The new edge-computing platform, envisioned for use in hospitals, health care waiting rooms, and larger public spaces, may expand the arsenal of health surveillance tools used to forecast seasonal flu and other viral respiratory outbreaks, such as coronavirus disease 2019 (COVID-19) or severe acute respiratory syndrome.

The inventors of FluSense partnered with George Corey, MD, executive director of University Health Services; biostatistician Nicolas Reich, director of the UMass-based CDC Influenza Forecasting Center of Excellence; and epidemiologist Andrew Lover, a vector-borne disease expert and assistant professor in the School of Public Health and Health Sciences.

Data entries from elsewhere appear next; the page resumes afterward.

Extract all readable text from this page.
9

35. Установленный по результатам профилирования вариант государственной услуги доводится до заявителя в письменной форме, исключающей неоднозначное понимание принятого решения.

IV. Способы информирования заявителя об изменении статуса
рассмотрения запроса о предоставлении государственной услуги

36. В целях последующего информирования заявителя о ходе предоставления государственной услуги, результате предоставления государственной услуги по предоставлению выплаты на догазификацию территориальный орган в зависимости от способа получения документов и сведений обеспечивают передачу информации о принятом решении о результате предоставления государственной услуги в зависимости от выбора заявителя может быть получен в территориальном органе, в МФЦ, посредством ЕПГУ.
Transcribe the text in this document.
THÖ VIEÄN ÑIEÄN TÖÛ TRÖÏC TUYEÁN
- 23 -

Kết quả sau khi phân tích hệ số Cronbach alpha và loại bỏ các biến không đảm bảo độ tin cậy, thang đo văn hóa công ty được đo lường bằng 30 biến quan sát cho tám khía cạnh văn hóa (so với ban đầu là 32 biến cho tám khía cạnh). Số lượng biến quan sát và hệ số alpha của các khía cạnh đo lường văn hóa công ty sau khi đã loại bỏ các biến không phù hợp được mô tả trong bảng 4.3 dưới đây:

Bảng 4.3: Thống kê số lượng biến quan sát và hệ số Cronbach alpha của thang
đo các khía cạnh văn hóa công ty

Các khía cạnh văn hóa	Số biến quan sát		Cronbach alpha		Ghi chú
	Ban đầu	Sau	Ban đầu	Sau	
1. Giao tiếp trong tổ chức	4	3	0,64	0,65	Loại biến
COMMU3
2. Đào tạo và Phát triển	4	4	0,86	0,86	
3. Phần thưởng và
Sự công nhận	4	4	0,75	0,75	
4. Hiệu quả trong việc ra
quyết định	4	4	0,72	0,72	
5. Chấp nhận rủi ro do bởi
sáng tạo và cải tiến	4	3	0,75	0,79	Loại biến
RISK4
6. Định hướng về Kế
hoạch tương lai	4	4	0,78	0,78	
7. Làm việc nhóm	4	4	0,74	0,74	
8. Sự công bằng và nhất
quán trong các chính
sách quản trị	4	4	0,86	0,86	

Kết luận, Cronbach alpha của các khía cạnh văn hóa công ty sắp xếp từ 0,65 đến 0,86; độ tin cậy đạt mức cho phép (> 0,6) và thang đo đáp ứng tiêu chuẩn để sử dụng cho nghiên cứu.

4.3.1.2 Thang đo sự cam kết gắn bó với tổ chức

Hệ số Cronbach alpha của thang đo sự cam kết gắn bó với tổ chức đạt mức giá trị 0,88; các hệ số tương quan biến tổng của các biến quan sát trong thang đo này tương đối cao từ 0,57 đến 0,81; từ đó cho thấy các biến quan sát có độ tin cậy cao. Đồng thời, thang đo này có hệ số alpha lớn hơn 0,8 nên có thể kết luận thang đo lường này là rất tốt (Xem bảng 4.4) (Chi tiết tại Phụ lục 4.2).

FluSense uses a low-cost microphone array and thermal imaging data with a Raspberry Pi and neural computing engine, not storing any personal identifiable information, such as speech data or distinguishing images.

The research team first developed a lab-based cough model, followed by training the deep neural network classifier to draw bounding boxes on thermal images representing people and counting them.

From December 2018 to July 2019, the FluSense platform collected and analyzed more than 350,000 thermal images and 21 million non-speech audio samples from the public waiting areas of 4 different waiting rooms at UMass’s University Health Services clinic.

The researchers found that FluSense was able to accurately predict daily illness rates at the university clinic, with multiple and complementary sets of FluSense signals “strongly correlated” with laboratory-based testing for flu-like illnesses and influenza itself.

According to lead author and PhD student Al Hossain, FluSense is an example of the power of combining artificial intelligence with edge computing, bringing this kind of technology to the frontier. “We are trying to bring machine-learning systems to the edge,” Hossain said in a press release. “All of the processing happens right here. These systems are becoming cheaper and more powerful.”

For next steps, researchers want to test FluSense in other public areas and geographic locations.

“We have the initial validation that the coughing indeed has a correlation with influenza-related illness,” Lover said in a press release. “Now we want to validate it beyond this specific hospital setting and show that we can generalize across locations.”


Portable AI device turns coughing sounds into health data for flu forecasting [news release]. Amherst, Mass; University of Massachusetts Amherst: March 19, 2020. Accessed March 24, 2020.